Gisela usa drogas em todas as festas. Bala e maconha são suas favoritas. Bebe muito também. Entope-se de vodka com energético. Vira a noite. Sai de casa num sábado por volta das 23 horas e só volta no domingo de manhã. Claro que não consegue dormir. Tudo o que Gisela ingere madrugada afora é estimulante, tira o sono.
Muitas vezes, Gisela retorna para casa acompanhada. Não sei se exige preservativo dos caras. Acredito que sim. Ela não usa o feminino. De qualquer forma, sabe que corre o risco de eles não usarem e de ela não notar, haja vista o estado alterado de consciência em que costuma estar depois de ingerir uma ou mais drogas além do álcool.
Como Gisela vai a festas praticamente todos os fins de semana, tanto na cidade onde mora quanto em outras do Brasil (ela não para de viajar), a quantidade de drogas que consome por mês é considerável. Ao longo da semana, porém, trabalha, cuida da casa e, ainda que more sozinha, dá assistência à família (pais e irmãos). Não é de meu conhecimento que Gisela tenha surtos ou aja de forma irresponsável durante os chamados dias úteis.

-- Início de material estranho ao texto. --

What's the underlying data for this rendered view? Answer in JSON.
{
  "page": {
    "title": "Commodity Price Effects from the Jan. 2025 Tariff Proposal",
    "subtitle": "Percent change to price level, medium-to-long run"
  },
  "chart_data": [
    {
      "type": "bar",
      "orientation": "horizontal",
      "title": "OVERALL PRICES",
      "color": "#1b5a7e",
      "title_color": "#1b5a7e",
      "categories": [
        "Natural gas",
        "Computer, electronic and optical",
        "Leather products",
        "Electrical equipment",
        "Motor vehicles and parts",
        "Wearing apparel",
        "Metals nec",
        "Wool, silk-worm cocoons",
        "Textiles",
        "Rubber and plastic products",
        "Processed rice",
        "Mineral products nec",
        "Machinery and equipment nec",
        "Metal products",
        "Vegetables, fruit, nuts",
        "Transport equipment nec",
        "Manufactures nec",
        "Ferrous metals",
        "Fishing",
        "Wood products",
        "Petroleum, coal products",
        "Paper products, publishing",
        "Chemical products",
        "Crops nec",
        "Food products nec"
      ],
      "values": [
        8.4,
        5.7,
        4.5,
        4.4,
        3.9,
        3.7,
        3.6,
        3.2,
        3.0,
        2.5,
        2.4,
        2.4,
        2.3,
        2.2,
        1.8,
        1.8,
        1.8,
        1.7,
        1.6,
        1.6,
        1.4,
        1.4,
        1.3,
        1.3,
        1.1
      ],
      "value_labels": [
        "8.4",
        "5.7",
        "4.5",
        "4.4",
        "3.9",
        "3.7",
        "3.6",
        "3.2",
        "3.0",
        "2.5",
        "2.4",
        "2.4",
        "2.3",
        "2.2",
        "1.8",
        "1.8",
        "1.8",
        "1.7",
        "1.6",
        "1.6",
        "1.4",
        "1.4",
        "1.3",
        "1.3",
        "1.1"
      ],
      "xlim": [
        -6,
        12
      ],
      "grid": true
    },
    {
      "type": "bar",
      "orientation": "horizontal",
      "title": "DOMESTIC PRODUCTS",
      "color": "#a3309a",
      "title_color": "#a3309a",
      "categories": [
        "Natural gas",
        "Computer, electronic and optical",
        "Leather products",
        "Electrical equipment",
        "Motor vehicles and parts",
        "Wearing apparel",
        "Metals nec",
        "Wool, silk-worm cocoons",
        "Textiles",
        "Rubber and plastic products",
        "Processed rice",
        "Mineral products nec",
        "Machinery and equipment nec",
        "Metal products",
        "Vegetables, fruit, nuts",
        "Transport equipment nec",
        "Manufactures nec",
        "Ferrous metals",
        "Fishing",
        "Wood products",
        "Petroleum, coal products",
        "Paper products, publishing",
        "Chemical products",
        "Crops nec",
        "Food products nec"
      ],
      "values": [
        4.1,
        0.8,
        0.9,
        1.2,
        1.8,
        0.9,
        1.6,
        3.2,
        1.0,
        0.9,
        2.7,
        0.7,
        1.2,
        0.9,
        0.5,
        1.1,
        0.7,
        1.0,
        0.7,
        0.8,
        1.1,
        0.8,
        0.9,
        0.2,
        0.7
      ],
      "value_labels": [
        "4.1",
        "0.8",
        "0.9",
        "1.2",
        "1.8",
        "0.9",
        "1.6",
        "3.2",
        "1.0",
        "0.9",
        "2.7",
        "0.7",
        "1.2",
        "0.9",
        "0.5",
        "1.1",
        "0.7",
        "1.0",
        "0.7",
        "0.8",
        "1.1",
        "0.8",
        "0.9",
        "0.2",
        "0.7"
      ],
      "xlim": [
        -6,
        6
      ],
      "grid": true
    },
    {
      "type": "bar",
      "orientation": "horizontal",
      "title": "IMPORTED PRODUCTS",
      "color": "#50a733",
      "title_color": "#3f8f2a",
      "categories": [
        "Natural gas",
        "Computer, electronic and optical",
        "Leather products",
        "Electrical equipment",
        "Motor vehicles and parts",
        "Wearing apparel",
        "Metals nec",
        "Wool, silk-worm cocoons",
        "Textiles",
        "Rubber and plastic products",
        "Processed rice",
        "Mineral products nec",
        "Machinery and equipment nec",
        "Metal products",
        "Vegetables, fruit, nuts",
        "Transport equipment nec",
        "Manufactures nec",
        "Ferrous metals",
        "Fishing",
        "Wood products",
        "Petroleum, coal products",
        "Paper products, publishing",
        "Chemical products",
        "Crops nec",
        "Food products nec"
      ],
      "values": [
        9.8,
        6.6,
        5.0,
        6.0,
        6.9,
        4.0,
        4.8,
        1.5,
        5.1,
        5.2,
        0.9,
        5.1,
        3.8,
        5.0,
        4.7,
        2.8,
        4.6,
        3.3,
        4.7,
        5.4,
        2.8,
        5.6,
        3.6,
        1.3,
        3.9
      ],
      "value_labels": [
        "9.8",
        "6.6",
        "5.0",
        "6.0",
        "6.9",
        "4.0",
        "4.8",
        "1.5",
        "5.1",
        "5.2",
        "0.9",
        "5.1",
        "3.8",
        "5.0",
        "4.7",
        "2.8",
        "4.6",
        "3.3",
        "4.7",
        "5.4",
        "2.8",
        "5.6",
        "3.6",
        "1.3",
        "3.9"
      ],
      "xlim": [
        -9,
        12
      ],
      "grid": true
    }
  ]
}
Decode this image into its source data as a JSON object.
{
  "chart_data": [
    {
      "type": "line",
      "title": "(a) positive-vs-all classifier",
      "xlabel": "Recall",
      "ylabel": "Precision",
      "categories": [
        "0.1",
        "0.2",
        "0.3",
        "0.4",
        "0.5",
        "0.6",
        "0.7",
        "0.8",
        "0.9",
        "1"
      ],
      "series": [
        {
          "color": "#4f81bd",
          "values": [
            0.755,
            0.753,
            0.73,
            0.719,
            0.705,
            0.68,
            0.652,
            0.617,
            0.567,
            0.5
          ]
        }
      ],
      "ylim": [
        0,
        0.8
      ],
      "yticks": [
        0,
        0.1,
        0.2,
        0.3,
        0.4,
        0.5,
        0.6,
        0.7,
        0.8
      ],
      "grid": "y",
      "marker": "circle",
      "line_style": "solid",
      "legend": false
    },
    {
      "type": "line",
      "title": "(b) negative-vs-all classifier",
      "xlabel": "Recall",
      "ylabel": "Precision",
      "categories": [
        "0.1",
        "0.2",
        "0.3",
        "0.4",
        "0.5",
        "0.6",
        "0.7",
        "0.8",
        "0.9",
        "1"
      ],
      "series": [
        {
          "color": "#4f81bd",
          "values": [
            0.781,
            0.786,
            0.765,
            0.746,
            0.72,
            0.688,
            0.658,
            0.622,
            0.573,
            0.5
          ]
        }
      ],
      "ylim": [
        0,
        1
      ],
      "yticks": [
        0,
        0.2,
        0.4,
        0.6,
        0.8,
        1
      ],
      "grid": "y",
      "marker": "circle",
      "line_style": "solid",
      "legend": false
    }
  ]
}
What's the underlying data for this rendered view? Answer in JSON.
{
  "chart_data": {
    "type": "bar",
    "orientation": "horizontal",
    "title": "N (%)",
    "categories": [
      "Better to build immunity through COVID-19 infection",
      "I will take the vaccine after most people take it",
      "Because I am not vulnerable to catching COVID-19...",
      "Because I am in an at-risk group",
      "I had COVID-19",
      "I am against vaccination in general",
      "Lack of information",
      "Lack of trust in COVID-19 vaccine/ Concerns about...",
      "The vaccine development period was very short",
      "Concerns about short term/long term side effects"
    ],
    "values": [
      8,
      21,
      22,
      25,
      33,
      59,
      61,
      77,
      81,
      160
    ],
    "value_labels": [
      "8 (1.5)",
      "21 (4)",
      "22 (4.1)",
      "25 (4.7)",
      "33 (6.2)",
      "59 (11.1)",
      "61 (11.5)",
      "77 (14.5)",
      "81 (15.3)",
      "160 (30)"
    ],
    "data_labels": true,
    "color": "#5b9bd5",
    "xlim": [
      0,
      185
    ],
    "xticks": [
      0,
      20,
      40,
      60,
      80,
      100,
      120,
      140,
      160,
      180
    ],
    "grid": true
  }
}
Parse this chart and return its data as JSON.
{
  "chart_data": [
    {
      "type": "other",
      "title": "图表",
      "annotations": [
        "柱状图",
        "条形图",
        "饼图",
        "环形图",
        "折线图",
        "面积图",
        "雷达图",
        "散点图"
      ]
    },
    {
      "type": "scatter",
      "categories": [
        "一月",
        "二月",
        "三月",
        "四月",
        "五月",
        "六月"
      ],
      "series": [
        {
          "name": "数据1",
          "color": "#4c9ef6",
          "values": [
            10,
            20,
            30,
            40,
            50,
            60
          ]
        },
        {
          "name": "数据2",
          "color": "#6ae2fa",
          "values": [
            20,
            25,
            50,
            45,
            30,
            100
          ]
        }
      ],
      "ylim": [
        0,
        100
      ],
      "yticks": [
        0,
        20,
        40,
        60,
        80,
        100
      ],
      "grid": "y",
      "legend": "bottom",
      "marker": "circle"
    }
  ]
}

Se Gisela, de segunda a sexta, leva uma vida comum à maioria, tem uma rotina socialmente aceitável e paga as próprias contas, isso não quer dizer que o uso constante de drogas não tenha efeito sobre ela. Gisela ainda não sabe, mas está dependente delas. O que, de início, era puro hedonismo, tornou-se dependência psicológica. A “vida real”, para ela, é somente intervalo entre uma e outra festa, uma e outra aventura, sempre regada a bebidas alcoólicas y otras cositas más.
Quando Gisela não está em uma balada, sente tédio. Sua vida loca seria fuga? Não sei. Se for, do que seria? Não me atrevo a especular. Fato é que ela não parece se dar conta de que seu paraíso é artificial. Dura apenas o tempo do efeito das substâncias que ela consome, isoladas ou combinadas. Passado esse efeito, o paraíso desaparece, e Gisela se vê novamente fora do Éden. Retorna de suas viagens angustiada e ansiosa por mais.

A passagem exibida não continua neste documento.